Edwin R. Thiele - Reception

Reception

Thiele's chronological reconstruction has not been accepted by all of the scholarly consensus, but it should be pointed out that neither has any other scholar’s work in this field. Yet the work of Thiele and those who followed in his steps has achieved acceptance across a wider spectrum than that of any comparable chronology, so that Assyriologist D. J. Wiseman wrote “The chronology most widely accepted today is one based on the meticulous study by Thiele,” and, more recently, Leslie McFall: “Thiele’s chronology is fast becoming the consensus view among Old Testament scholars, if it has not already reached that point.”

Although criticism has been leveled at numerous specific points in his chronology, his work has won considerable praise even from those who disagree with his final conclusions. Nevertheless, even scholars sharing Thiele's religious convictions have maintained that there are weaknesses in his argument such as unfounded assumptions and assumed circular reasoning.

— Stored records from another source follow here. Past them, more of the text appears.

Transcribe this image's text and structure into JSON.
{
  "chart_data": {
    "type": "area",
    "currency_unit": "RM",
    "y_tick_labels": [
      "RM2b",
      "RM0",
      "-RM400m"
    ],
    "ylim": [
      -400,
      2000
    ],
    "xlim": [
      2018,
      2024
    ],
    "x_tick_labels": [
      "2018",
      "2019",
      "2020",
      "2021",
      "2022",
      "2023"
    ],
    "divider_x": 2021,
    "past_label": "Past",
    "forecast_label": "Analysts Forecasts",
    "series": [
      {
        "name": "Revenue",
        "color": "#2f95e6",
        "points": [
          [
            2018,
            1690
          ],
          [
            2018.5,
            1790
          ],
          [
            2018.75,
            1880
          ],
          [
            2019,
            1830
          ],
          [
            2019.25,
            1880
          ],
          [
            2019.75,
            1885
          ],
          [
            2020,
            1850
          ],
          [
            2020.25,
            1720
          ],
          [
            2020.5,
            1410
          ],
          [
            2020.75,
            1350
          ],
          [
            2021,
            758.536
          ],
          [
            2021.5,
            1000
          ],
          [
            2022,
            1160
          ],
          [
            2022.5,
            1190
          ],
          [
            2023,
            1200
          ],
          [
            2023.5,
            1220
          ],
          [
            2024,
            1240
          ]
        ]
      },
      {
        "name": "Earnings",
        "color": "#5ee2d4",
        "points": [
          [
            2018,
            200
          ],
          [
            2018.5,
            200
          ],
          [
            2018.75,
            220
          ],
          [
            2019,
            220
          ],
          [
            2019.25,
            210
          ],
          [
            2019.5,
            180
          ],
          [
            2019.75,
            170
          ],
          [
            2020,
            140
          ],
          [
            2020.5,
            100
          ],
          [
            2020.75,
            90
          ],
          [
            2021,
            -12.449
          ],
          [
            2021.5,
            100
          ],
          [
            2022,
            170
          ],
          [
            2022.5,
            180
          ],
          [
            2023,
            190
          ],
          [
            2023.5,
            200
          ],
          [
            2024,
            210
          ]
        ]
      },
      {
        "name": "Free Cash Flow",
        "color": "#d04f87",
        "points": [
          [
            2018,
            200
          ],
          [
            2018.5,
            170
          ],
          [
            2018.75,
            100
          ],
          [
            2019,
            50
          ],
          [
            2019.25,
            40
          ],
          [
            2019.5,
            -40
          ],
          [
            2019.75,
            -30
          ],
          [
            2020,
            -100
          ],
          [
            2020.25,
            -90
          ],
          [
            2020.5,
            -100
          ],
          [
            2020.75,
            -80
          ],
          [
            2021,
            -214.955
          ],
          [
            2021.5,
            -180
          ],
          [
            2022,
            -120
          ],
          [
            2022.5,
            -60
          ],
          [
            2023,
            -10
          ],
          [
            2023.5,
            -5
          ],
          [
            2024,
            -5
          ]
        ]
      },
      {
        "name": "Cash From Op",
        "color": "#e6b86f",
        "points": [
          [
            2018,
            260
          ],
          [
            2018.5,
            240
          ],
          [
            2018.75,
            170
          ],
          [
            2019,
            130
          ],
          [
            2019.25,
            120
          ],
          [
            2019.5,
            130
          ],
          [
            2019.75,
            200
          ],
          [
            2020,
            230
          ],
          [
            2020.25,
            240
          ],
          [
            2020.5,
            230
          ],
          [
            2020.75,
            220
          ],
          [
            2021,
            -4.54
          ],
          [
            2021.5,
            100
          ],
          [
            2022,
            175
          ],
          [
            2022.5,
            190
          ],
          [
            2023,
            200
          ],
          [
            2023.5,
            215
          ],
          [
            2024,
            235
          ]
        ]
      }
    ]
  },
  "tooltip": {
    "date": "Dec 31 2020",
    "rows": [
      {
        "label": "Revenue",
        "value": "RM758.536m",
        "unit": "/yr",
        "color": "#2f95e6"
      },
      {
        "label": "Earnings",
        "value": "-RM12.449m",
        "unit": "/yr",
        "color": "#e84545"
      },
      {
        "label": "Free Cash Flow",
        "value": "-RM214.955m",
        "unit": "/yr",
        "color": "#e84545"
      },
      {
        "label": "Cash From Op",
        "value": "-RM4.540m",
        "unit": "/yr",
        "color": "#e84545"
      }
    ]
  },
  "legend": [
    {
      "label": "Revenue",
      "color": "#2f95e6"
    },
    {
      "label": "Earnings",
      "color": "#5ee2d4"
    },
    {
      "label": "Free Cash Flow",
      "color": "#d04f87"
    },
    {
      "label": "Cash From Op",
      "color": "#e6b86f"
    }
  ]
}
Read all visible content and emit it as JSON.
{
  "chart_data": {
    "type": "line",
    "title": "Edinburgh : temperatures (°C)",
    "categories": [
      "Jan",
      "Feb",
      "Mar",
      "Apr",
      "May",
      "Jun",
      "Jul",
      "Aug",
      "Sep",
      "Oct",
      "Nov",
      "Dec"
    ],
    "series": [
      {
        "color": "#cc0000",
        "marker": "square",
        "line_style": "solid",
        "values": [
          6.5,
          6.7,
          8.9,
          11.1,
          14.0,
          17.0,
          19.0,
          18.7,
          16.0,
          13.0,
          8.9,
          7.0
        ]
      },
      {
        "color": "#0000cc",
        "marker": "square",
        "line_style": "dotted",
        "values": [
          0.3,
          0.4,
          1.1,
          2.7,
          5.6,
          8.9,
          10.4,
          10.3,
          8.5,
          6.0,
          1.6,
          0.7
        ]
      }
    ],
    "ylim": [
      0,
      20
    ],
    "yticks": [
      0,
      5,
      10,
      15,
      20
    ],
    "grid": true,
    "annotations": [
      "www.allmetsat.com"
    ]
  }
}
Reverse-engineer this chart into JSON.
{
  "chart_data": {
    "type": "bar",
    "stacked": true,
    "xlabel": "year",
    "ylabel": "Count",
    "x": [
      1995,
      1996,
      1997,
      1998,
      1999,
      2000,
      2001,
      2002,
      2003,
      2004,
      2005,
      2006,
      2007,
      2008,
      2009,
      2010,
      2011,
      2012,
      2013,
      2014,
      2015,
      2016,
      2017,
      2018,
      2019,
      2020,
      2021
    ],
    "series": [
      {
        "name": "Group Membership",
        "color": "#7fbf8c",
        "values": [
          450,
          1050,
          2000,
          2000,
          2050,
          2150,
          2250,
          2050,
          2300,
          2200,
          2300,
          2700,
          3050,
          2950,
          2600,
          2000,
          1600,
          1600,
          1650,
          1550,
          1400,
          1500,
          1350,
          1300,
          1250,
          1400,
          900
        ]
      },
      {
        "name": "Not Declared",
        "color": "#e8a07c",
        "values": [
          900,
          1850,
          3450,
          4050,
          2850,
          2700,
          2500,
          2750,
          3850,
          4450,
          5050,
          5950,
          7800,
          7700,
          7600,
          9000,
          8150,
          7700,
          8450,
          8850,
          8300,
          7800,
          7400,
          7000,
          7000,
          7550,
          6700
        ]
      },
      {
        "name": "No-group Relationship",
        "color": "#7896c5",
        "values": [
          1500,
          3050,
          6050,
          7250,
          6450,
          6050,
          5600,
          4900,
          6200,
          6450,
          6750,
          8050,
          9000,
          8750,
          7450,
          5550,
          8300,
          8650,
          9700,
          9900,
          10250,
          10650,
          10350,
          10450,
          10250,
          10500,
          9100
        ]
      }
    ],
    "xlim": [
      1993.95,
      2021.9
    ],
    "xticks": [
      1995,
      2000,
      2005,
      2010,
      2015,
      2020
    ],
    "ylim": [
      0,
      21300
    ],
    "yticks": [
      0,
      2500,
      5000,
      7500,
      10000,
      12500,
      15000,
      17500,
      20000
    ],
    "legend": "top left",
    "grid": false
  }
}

In his desire to resolve the discrepancies between the data in the Book of Kings, Thiele was forced to make improbable suppositions ... There is no basis for Thiele's statement that his conjectures are correct because he succeeded in reconciling most of the data in the Book of Kings, since his assumptions ... are derived from the chronological data themselves..."

In response to the “circular reasoning” argument, Kenneth Strand has pointed out several archaeological finds that were published after Thiele produced his chronology, and which verified Thiele’s assumptions or conclusions vs. the chronological systems of other scholars such as Albright that were posited before Thiele’s work. In scientific methodology, the ability to predict new results that were not known when a theory was formulated is regarded as support for the provisional acceptance of a theory until a better theory can be produced.

Despite the various criticisms Thiele's methodological treatment remains the typical starting point of scholarly treatments of the subject, and his work is considered to have established the date of the division of the Israelite kingdom.